US Office Market Shifts To Tenants’ Favour


USA – While asking rents across the country showed a marginal drop, it has become a tenant’s market as landlords are offering rental concessions, such as “free rent” periods and furnished office space, in a bid to attract occupants, reported GlobeSt on Wednesday evening (24 August, SGT).

In the 2nd quarter, asking rents of Grade A full-service office space slid by 0.4 percent to US$41.05 psf.

“While we have not seen asking rents diminish (significantly), we have seen landlords and tenants increasingly agree instead to various rent concessions,” shared Cristina T. Sanchez, property lawyer at Duane Morris.

Examples of these rental concessions include offering free rent periods at the onset of the lease terms and improvement allowances for lessees. These concessions reduce the ‘effective rent’ for tenants, while enabling the landlord to achieve its asking rent. It may also be helpful with any potential financing.

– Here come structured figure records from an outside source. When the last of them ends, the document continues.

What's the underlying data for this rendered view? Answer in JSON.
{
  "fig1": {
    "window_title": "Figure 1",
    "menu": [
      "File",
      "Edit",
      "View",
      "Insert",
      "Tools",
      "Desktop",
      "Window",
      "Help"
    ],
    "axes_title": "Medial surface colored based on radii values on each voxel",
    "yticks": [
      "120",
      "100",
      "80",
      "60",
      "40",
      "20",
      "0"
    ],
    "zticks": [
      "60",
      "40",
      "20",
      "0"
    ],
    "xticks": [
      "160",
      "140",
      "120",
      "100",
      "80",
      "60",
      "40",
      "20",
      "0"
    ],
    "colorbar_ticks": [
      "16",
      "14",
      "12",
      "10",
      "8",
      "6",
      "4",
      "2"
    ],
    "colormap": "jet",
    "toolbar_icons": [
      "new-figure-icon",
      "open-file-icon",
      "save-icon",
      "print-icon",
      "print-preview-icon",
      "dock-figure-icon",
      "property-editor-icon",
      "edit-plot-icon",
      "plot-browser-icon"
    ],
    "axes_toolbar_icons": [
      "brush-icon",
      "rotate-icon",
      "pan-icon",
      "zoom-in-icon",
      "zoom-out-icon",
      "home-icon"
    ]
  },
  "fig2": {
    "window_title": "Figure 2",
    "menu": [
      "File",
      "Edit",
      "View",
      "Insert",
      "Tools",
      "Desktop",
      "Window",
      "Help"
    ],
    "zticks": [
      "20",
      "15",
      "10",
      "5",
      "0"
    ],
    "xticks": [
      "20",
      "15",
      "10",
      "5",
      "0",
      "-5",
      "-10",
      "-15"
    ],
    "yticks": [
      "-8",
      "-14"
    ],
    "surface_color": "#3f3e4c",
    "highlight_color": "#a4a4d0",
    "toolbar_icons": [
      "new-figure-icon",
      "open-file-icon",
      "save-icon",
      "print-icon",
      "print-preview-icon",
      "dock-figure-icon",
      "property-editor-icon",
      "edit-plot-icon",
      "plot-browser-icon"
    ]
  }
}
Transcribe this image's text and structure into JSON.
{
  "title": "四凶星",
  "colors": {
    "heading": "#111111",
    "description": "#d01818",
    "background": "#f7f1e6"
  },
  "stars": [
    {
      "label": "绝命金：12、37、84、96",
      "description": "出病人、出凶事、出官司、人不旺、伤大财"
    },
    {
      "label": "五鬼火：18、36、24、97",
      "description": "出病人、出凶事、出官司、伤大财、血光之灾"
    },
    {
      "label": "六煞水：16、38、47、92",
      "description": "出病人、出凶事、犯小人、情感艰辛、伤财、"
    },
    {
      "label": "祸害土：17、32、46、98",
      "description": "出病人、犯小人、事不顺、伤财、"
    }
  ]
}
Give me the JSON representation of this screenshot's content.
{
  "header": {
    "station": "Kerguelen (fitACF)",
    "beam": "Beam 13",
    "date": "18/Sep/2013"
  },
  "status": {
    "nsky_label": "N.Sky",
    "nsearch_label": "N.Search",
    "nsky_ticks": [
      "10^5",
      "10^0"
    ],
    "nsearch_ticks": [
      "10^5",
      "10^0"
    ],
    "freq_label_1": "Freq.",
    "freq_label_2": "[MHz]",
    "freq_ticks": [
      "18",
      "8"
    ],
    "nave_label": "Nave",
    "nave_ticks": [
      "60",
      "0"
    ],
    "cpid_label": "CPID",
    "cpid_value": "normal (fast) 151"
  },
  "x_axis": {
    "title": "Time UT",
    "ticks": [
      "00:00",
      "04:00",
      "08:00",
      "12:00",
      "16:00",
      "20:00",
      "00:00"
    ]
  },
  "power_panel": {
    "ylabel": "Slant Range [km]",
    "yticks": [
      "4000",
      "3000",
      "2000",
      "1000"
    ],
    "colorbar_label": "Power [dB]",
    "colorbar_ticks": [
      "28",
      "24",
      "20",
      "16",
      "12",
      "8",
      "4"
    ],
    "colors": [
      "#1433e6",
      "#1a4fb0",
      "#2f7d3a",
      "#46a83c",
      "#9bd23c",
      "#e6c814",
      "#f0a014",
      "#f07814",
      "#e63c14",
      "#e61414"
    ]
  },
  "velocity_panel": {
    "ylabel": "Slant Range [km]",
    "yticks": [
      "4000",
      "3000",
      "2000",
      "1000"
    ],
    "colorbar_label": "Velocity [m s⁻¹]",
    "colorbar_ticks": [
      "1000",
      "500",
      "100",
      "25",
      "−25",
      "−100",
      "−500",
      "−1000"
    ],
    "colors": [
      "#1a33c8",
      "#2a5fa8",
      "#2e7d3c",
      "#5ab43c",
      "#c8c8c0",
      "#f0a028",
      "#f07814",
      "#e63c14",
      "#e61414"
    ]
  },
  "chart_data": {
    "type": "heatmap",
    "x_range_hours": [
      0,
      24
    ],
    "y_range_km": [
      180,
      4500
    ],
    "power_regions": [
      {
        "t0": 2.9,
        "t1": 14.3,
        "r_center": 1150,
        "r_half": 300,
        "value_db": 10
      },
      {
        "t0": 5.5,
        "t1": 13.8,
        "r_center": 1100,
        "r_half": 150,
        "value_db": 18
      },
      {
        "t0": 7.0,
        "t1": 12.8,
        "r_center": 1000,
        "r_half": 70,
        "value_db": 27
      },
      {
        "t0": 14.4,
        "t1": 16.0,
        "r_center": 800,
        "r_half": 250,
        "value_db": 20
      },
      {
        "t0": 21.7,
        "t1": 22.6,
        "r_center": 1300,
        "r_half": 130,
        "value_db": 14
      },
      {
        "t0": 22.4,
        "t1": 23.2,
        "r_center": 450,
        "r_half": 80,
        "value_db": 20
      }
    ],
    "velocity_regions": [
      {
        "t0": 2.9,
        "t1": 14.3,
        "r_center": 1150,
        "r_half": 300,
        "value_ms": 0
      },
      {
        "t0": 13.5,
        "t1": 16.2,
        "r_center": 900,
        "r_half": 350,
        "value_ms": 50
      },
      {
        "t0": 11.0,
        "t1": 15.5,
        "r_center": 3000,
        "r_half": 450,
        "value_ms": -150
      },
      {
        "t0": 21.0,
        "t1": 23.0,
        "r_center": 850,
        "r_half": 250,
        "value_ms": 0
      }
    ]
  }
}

“Asking rents are stabilizing because landlords are keeping asking rents higher but are offering increased concession packages for tenants. Free rent and more tenant improvement dollars, that can also be converted to free rent, help offset a higher starting rent for the tenant.” This trend has occurred in the two downturns, noted Petra Durnin, Head of market analytics at Raise Commercial Real Estate.

“Also, the flight to quality is placing a higher demand on Class A space, which keeps asking rents at a premium. As companies implement hybrid workplace strategies, a highly amenitised, custom workplace is necessary to attract and retain quality talent and facilitate in-person collaboration.”

Meanwhile, data published by Colliers in August showed that office absorption improved from negative 500,000 sq ft in the 1st quarter to 3.1 million sq ft in Q2 2022.

However, data from global commercial property data platform Coyote Software showed that office vacancy level rose to about 15 percent during the quarter under review, although it’s still under the record peak of 16.3 percent during the 2008 Global Financial Crisis.

“That means it’s a tenants’ market right now, and so it’s hardly surprising that owners are having to keep rents palatable and offer concessions if they want to see their buildings full,” added Coyote Software’s Chief Revenue Officer David Oates.